GIOVANNI G. CERRI
O desenvolvimento da medicina está inseparavelmente ligado à pesquisa. Isso pode parecer um tanto óbvio para nós, presentes em um tempo em que o conhecimento sobre o corpo humano está mais avançado que em qualquer outro tempo.
Não haveria espaço aqui para listar as conquistas da medicina obtidas após muitos anos (e muitos recursos financeiros) empregados em pesquisa, investigação cuidadosa e critérios científicos para validá-las. Mesmo limitando o período a, digamos, o último século e meio, quando a medicina passou de fato a estar amalgamada à ciência. Mais curta seria a lista das conquistas que não dependeram de pesquisa: nenhuma. Como mera ilustração, lembremos que o conhecimento sobre a covid-19, de não existente antes de 2019, hoje já encheria uma biblioteca de tamanho razoável. Levantamento da revista Nature contabilizava mais de 23 mil artigos publicados no primeiro semestre de 2020.
A pesquisa em medicina se faz necessária também porque somos 8 bilhões os seres humanos habitando o planeta Terra, cada vez mais aglomerados em cidades, com cada vez mais riscos à saúde ao nosso redor. As populações desassistidas crescem, apesar dos esforços de governos ao redor do mundo para combater a desigualdade, e são essas populações as mais expostas a riscos de saúde – seja por insuficiências alimentares, seja por viverem em áreas insalubres, sem saneamento sanitário, ou por inúmeras razões. Os investimentos em saúde pública serão cada vez mais essenciais, e os recursos disponíveis para isso não necessariamente crescerão no ritmo adequado.
Uma resposta às demandas de saúde pública presentes e futuras pode passar pela busca por curas. Estas tendem, no entanto, a serem mais caras – basta ver, mais uma vez, o que a covid fez com cofres públicos no Brasil e fora, e com a economia mundial como um todo. Não se poderá evitar, claro, que se invista nessa medicina “reativa”. Mas se o que se quer é ter populações mais saudáveis e sistemas de saúde menos onerados, o caminho é a prevenção. E a chave para isso, o leitor já terá intuído, é a pesquisa.

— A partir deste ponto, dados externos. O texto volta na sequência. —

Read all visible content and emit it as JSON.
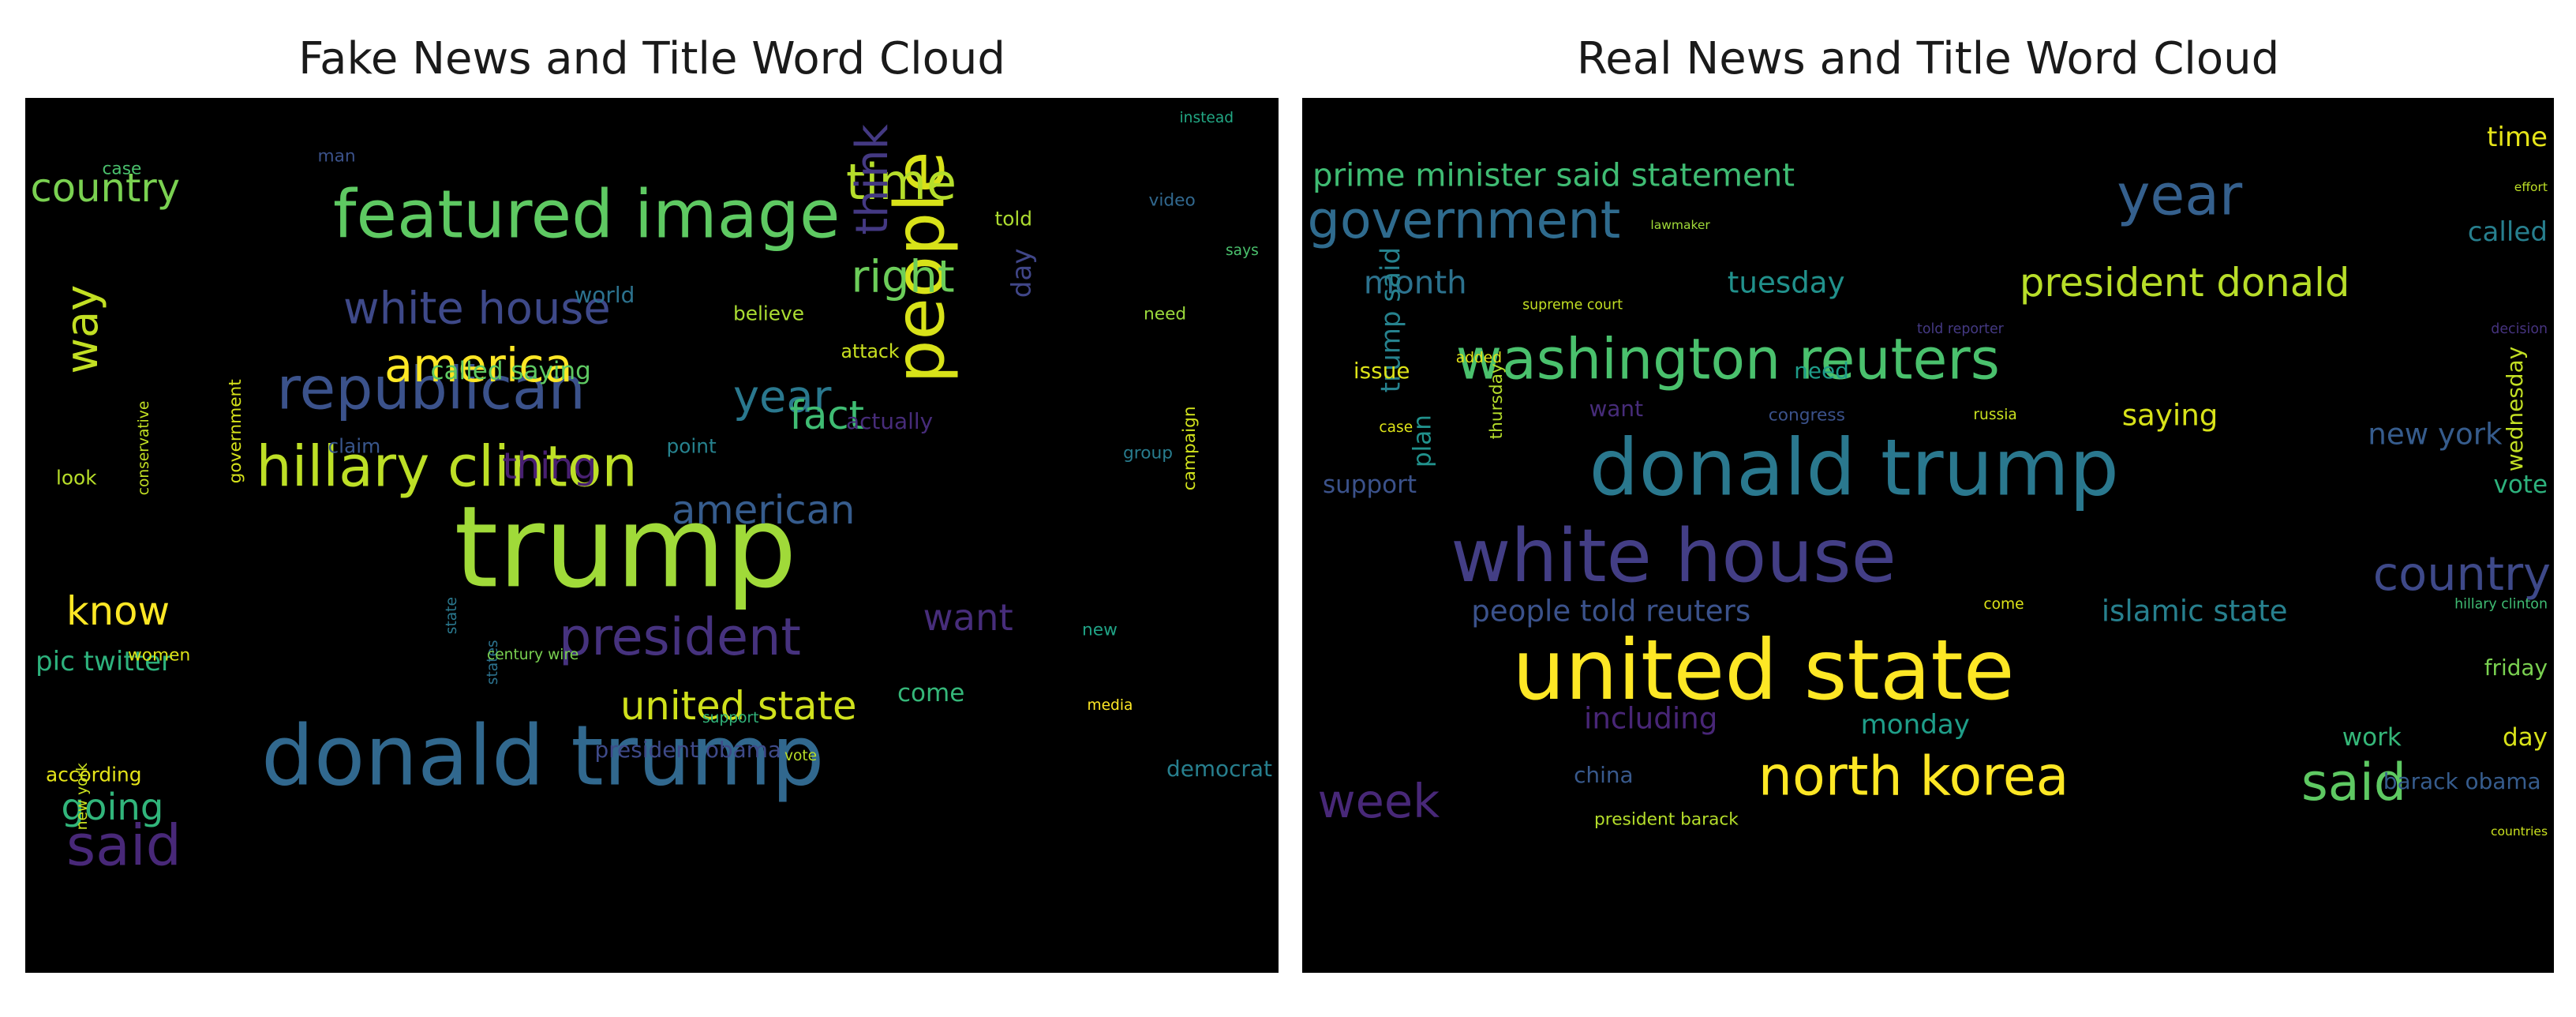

No Brasil, que tem o SUS – o maior sistema público de saúde do mundo –, a necessidade de investir em pesquisa é fundamental. Há 13 anos que no Inrad (Instituto de Radiologia), do HCFMUSP (Hospital das Clínicas da Faculdade de Medicina da USP) opera o CinRad (Centro de Produção de Radiofármacos do InRad). *No seu tempo de existência, o centro já produziu radiofármacos que foram usados em mais de 6 mil procedimentos de PET-CT (tomografias por emissão de pósitrons) e, também, de PET-RM (ressonância por emissão de pósitrons).*
O CinRad existe para contribuir com a ampliação do acesso gratuito a exames de alta complexidade que não constam no rol do SUS. Presta, assim, um benefício inestimável a pacientes com, por exemplo, câncer de mama, melanoma, câncer de cabeça e pescoço.
Nos exames de PET/CT já realizados no HC, cerca de R$ 14 milhões foram totalmente subsidiados pelo CinRad (que produz os radiofármacos necessários ao exame). A pesquisa no centro também possibilita a produção de radiofármacos que contribuem para diagnosticar Alzheimer, tumor neuroendócrino, câncer de próstata e outras doenças.
O Brasil tem vocação e potencial para a pesquisa em medicina: artigo publicado em 2020 pelo Ipea (Instituto de Pesquisa Econômica Aplicada) mostrava que, entre 2016 e 2018, pesquisadores brasileiros produziram 237 mil publicações, entre artigos, livros, capítulos de livros, resenhas e outros tipos de documentos científicos. O número correspondia a 2,6% da produção científica mundial no mesmo período. Em 2000, a participação brasileira nesse universo era de 1,2%. Em tempos de abandono da confiança na ciência, de busca por atalhos em tratamentos sem valor científico, e de modo mais geral, de aberta hostilidade contra o conhecimento, a importância de se manter a pesquisa na medicina ganhar papel cada vez mais relevante.